Thread: clone problems

  1. #1
    Registered User
    Join Date
    Nov 2011
    Location
    Karlsruhe, Germany
    Posts
    11

    clone problems

    Hello,

    I have an example of a method using openmp to create several threads which add "1" about 1 million times to an integers pointer, it's called "number*".

    My task is to do the same using the clone call. I did this, but my calling process always counts to two million instead of one.

    The openmp version shows a for - loop in which the increment method is called 2 times, the result is unstable due the lack of synchronization, but that is not my problem. It results in about 5% more than 1 million.
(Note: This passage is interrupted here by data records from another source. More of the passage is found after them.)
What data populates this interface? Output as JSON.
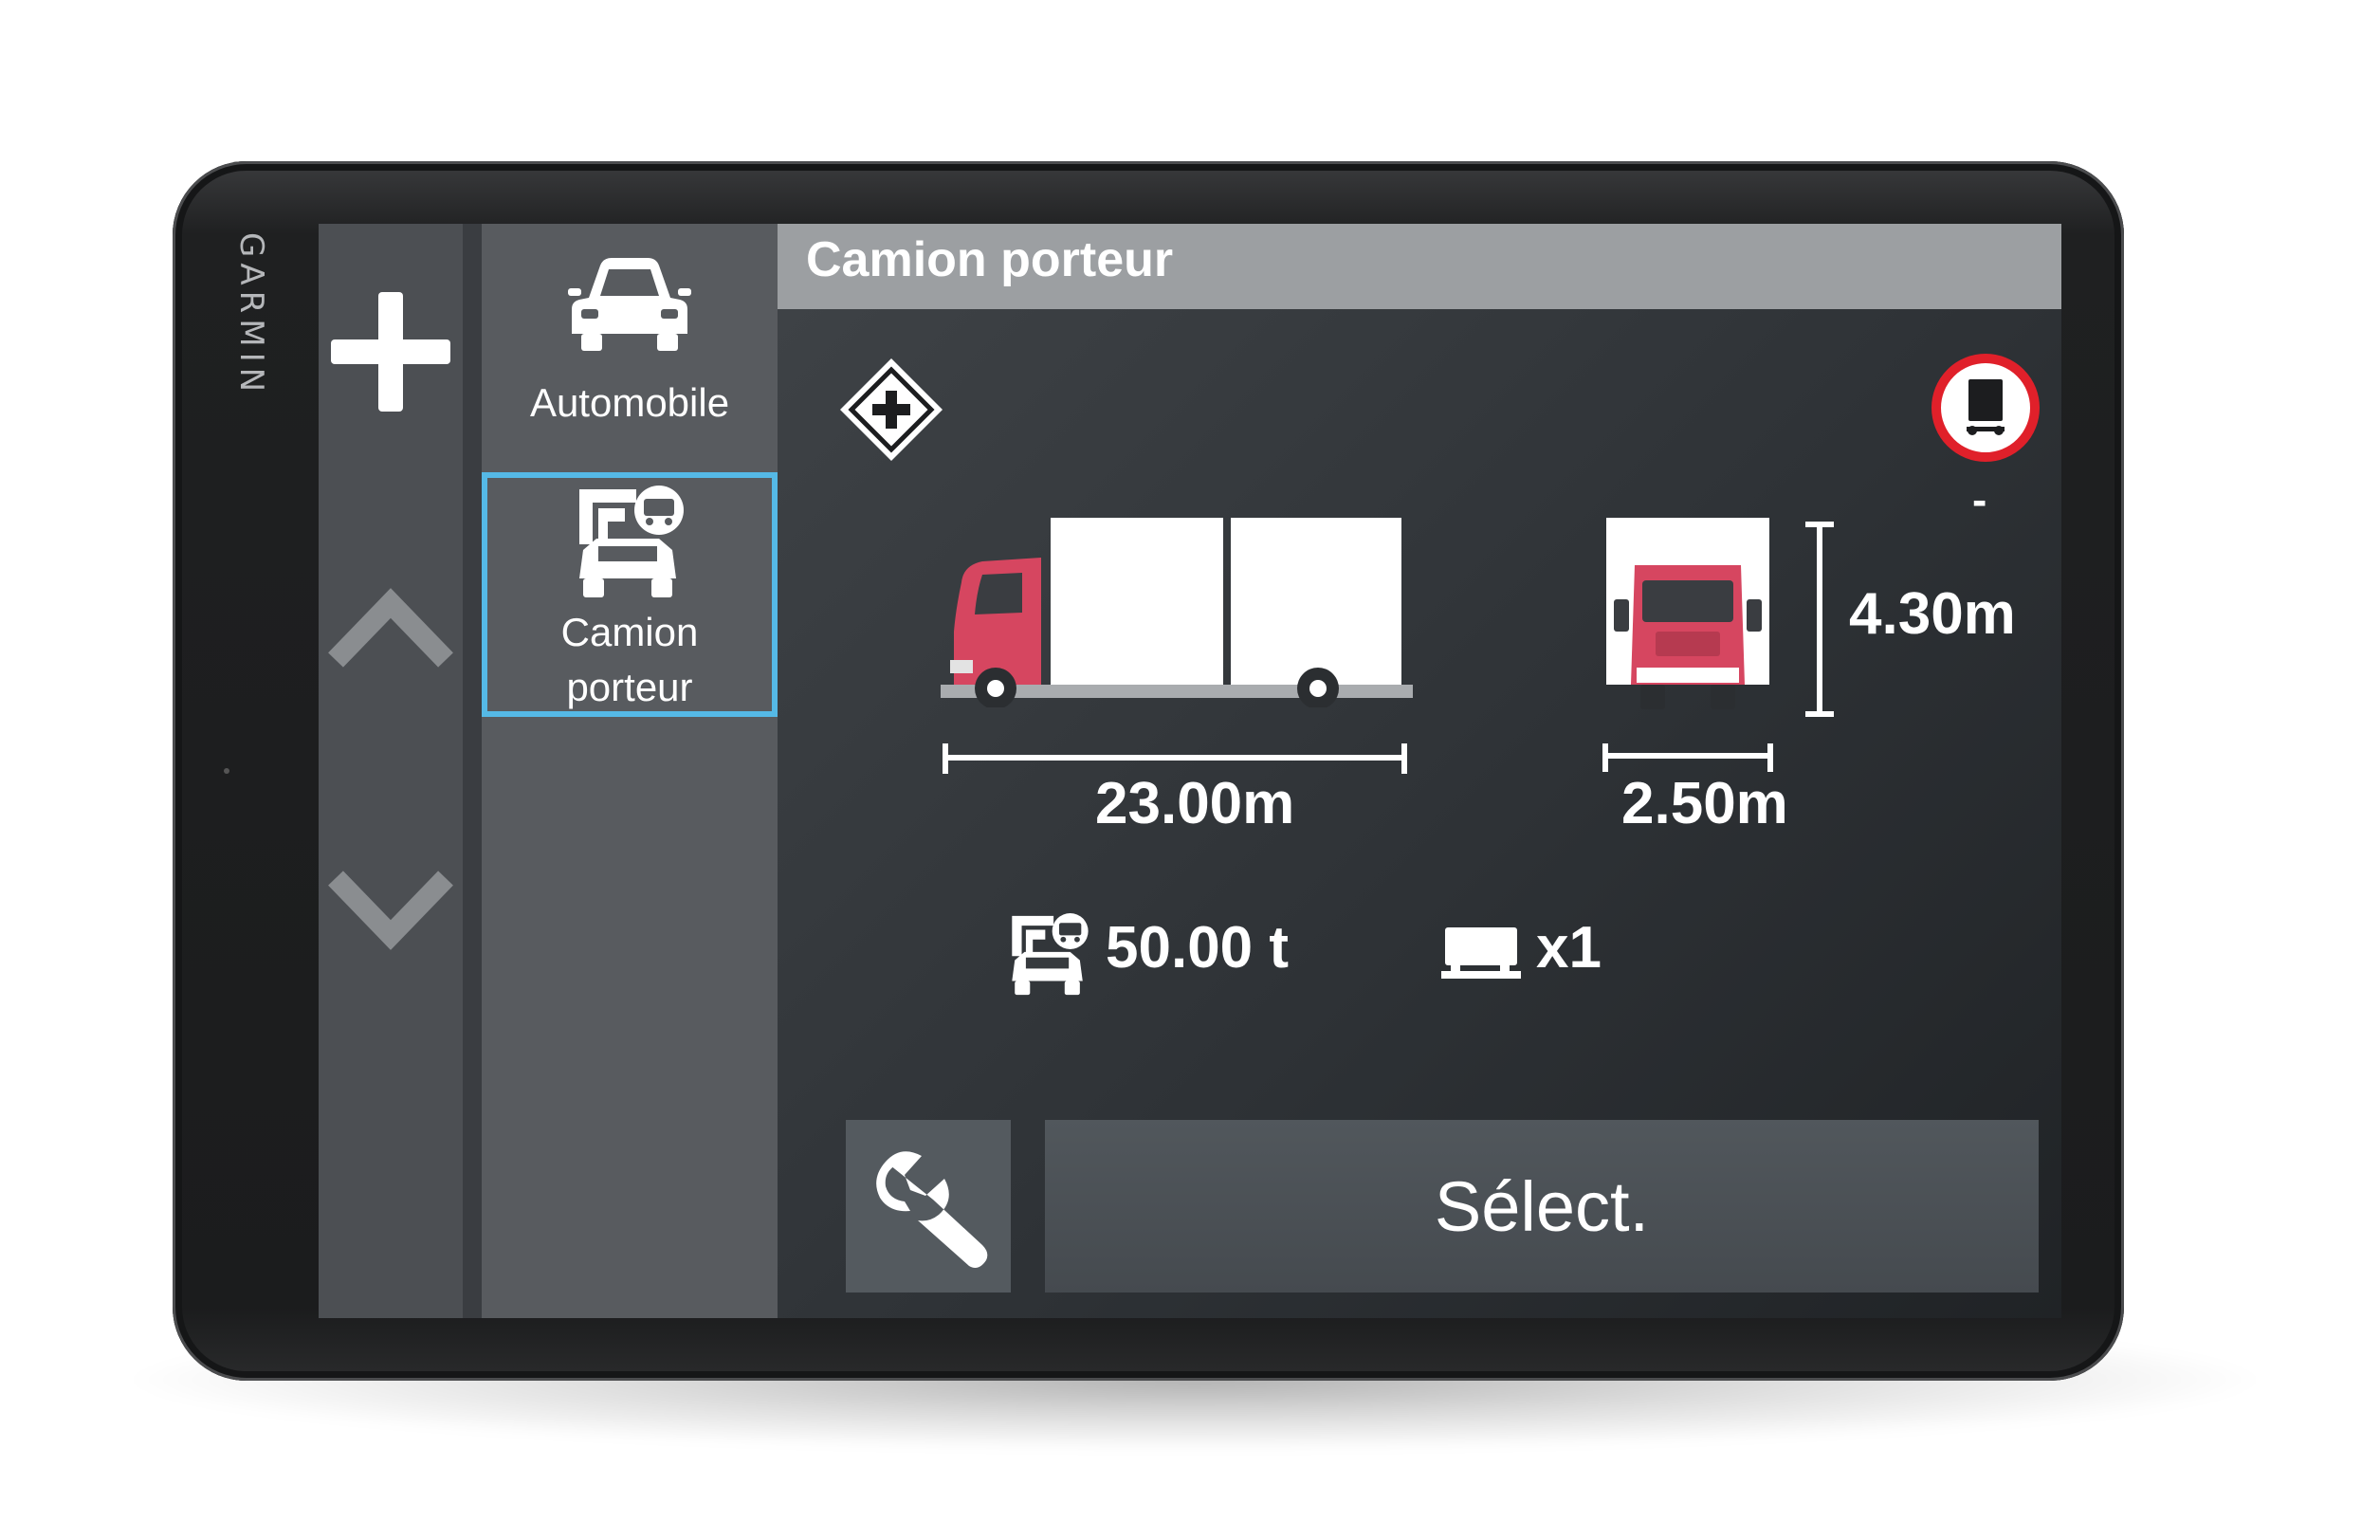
{
  "device": {
    "brand": "GARMIN"
  },
  "profiles": [
    {
      "label": "Automobile",
      "icon": "car-icon",
      "selected": false
    },
    {
      "label": "Camion porteur",
      "label_line1": "Camion",
      "label_line2": "porteur",
      "icon": "truck-profile-icon",
      "selected": true
    }
  ],
  "rail": {
    "add": "plus-icon",
    "up": "chevron-up-icon",
    "down": "chevron-down-icon"
  },
  "panel": {
    "title": "Camion porteur",
    "length": "23.00m",
    "width": "2.50m",
    "height": "4.30m",
    "weight": "50.00 t",
    "trailers": "x1",
    "hazmat": "-",
    "select_label": "Sélect."
  },
  "colors": {
    "accent": "#55b9e6",
    "truck": "#d64660",
    "sign_red": "#e0202a"
  }
}
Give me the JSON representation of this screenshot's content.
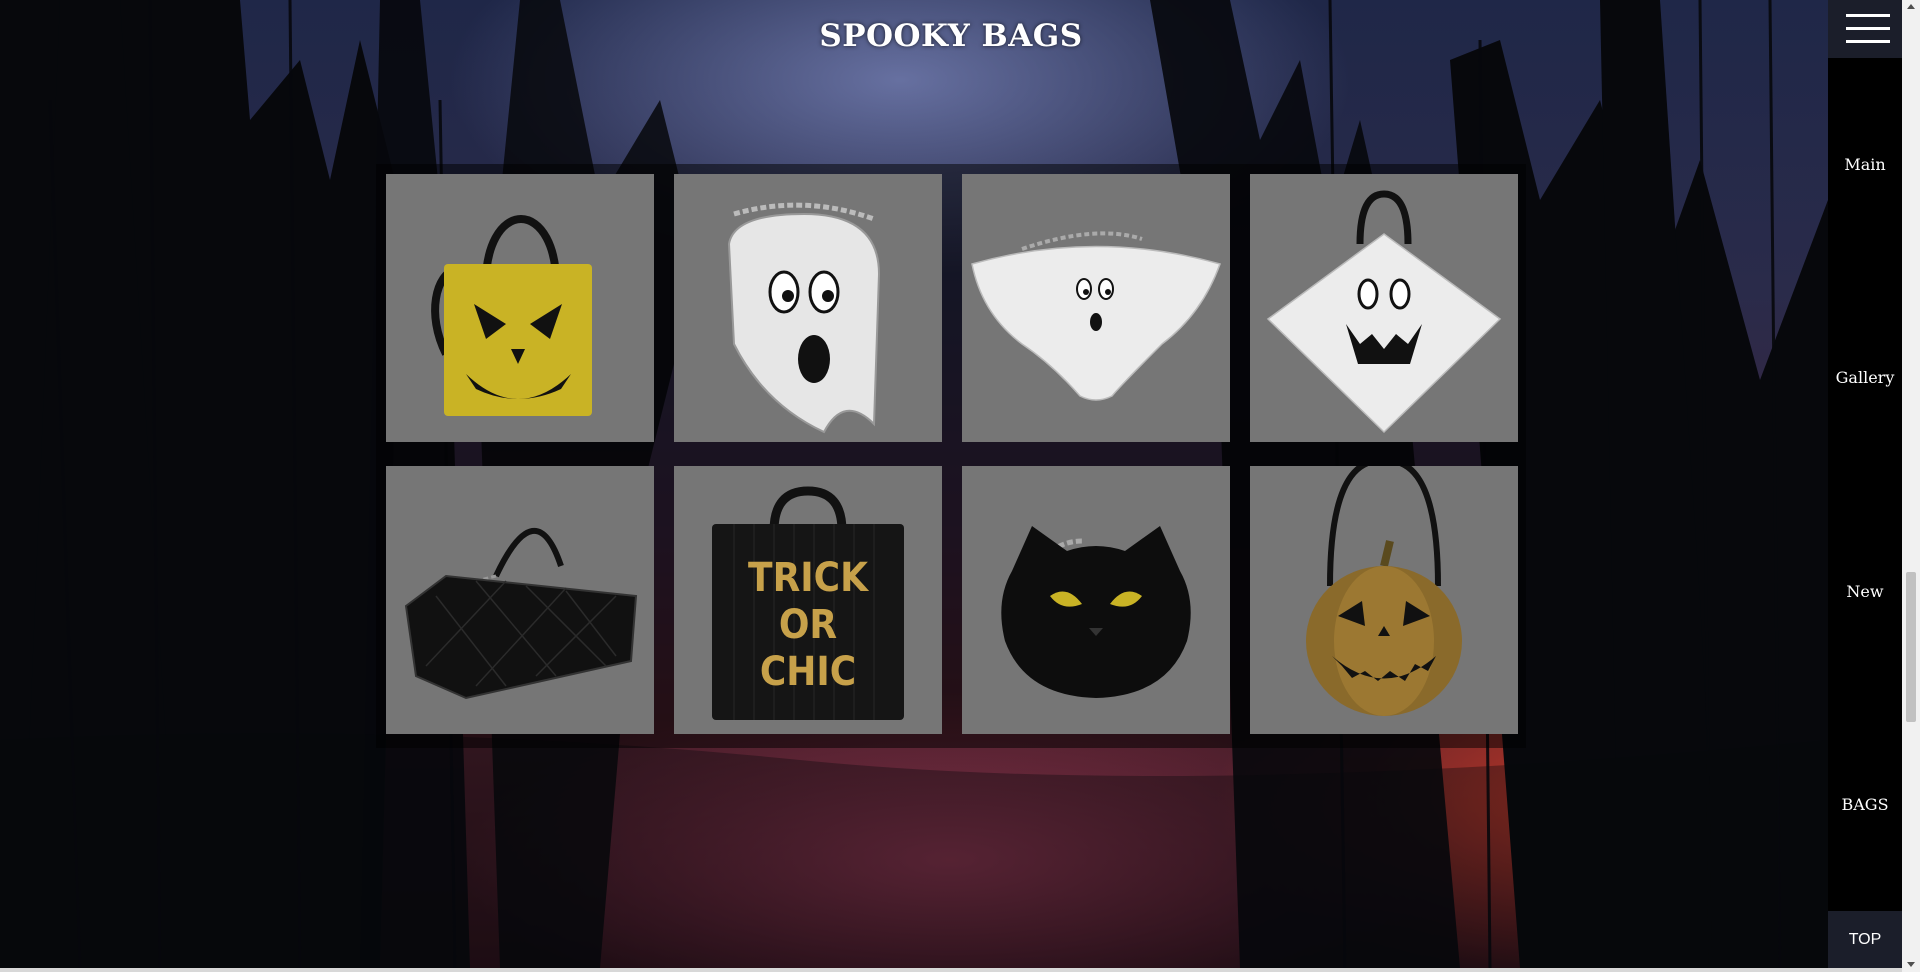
{
  "page": {
    "title": "SPOOKY BAGS"
  },
  "nav": {
    "menu_icon": "hamburger-icon",
    "items": [
      {
        "label": "Main"
      },
      {
        "label": "Gallery"
      },
      {
        "label": "New"
      },
      {
        "label": "BAGS"
      }
    ],
    "top_label": "TOP"
  },
  "gallery": {
    "items": [
      {
        "name": "yellow-jack-o-lantern-tote",
        "icon": "yellow-pumpkin-face-bag"
      },
      {
        "name": "cartoon-ghost-bag",
        "icon": "ghost-face-bag"
      },
      {
        "name": "ghost-clutch-small-face",
        "icon": "ghost-clutch"
      },
      {
        "name": "ghost-bag-jack-face",
        "icon": "ghost-pumpkin-face-bag"
      },
      {
        "name": "quilted-coffin-bag",
        "icon": "coffin-bag"
      },
      {
        "name": "trick-or-chic-tote",
        "icon": "trick-or-chic-bag",
        "print": [
          "TRICK",
          "OR",
          "CHIC"
        ]
      },
      {
        "name": "black-cat-bag",
        "icon": "black-cat-bag"
      },
      {
        "name": "gold-pumpkin-bag",
        "icon": "gold-pumpkin-bag"
      }
    ]
  },
  "colors": {
    "tile_bg": "#767676",
    "nav_bg": "#000000",
    "button_bg": "#1b1e2a",
    "text": "#ffffff"
  }
}
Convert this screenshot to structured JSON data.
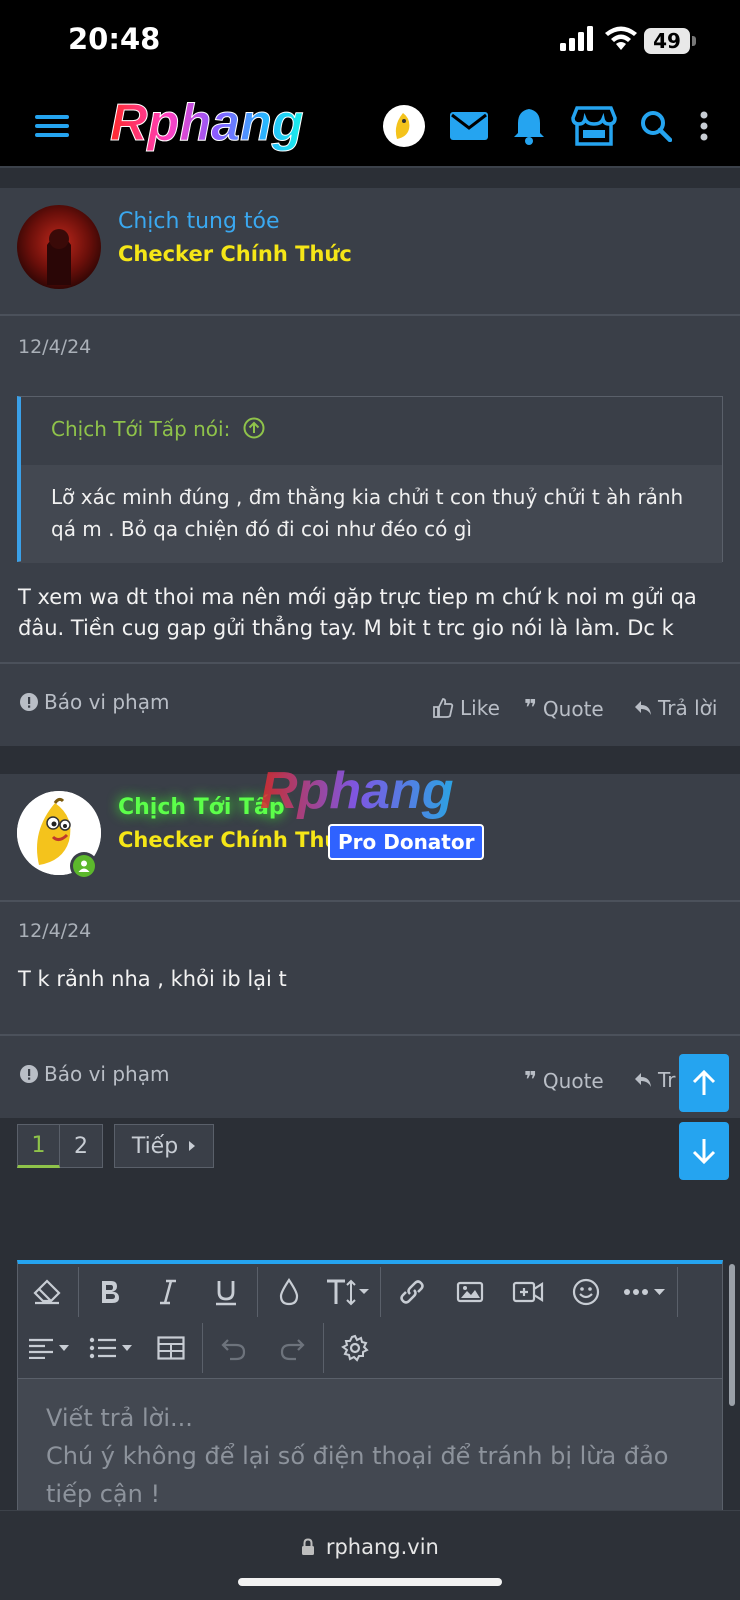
{
  "status": {
    "time": "20:48",
    "battery": "49"
  },
  "brand": {
    "logo_text": "Rphang",
    "watermark_text": "Rphang",
    "accent": "#25a4f0"
  },
  "posts": [
    {
      "username": "Chịch tung tóe",
      "username_color": "#3aa8f0",
      "title": "Checker Chính Thức",
      "date": "12/4/24",
      "quote": {
        "author": "Chịch Tới Tấp nói:",
        "text": "Lỡ xác minh đúng , đm thằng kia chửi t con thuỷ chửi t àh rảnh qá m . Bỏ qa chiện đó đi coi như đéo có gì"
      },
      "message": "T xem wa dt thoi ma nên mới gặp trực tiep m chứ k noi m gửi qa đâu. Tiền cug gap gửi thẳng tay. M bit t trc gio nói là làm. Dc k",
      "actions": {
        "report": "Báo vi phạm",
        "like": "Like",
        "quote": "Quote",
        "reply": "Trả lời"
      }
    },
    {
      "username": "Chịch Tới Tấp",
      "username_color": "#5cff4a",
      "title": "Checker Chính Thức",
      "badge": "Pro Donator",
      "date": "12/4/24",
      "message": "T k rảnh nha , khỏi ib lại t",
      "actions": {
        "report": "Báo vi phạm",
        "quote": "Quote",
        "reply_partial": "Tr"
      }
    }
  ],
  "pagination": {
    "pages": [
      "1",
      "2"
    ],
    "next": "Tiếp"
  },
  "editor": {
    "placeholder": "Viết trả lời...\nChú ý không để lại số điện thoại để tránh bị lừa đảo tiếp cận !"
  },
  "browser": {
    "url": "rphang.vin"
  }
}
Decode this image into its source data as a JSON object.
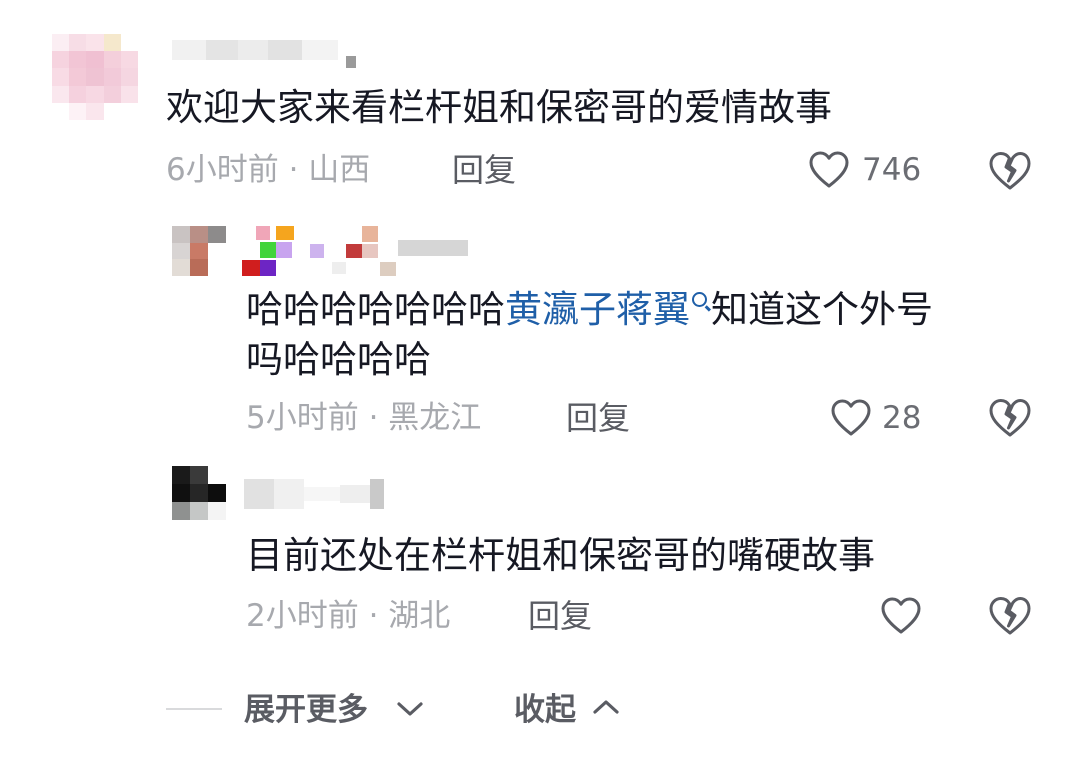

    This is the increment method:
    Code:
    void increment(uint64_t* number, uint64_t end ){
        for( uint64_t i = 0; i < end; i++ )
        {
            *number += 1;
        }
    }

    So I created a new loop and added the clone call. The loop counts to two, but my result is not 1 million + 5%, it is always 2 million. The clone procedure got the CLONE_VM flag and so the two threads use the same address space, but when calling the increment method, both of them count on their own.

    My Idea is to use a shared counting variable, but I'm not allowed to modify the increment method in any way.

    What can I do to solve this problem?

    The-Forgotten
    Last edited by The-Forgotten; 12-03-2011 at 10:26 AM.

  2. #2
    and the hat of int overfl Salem's Avatar
    Join Date
    Aug 2001
    Location
    The edge of the known universe
    Posts
    39,659
    It's all down to the granularity of your interleaving.

    OpenMP might be interleaving at the instruction level between two cores.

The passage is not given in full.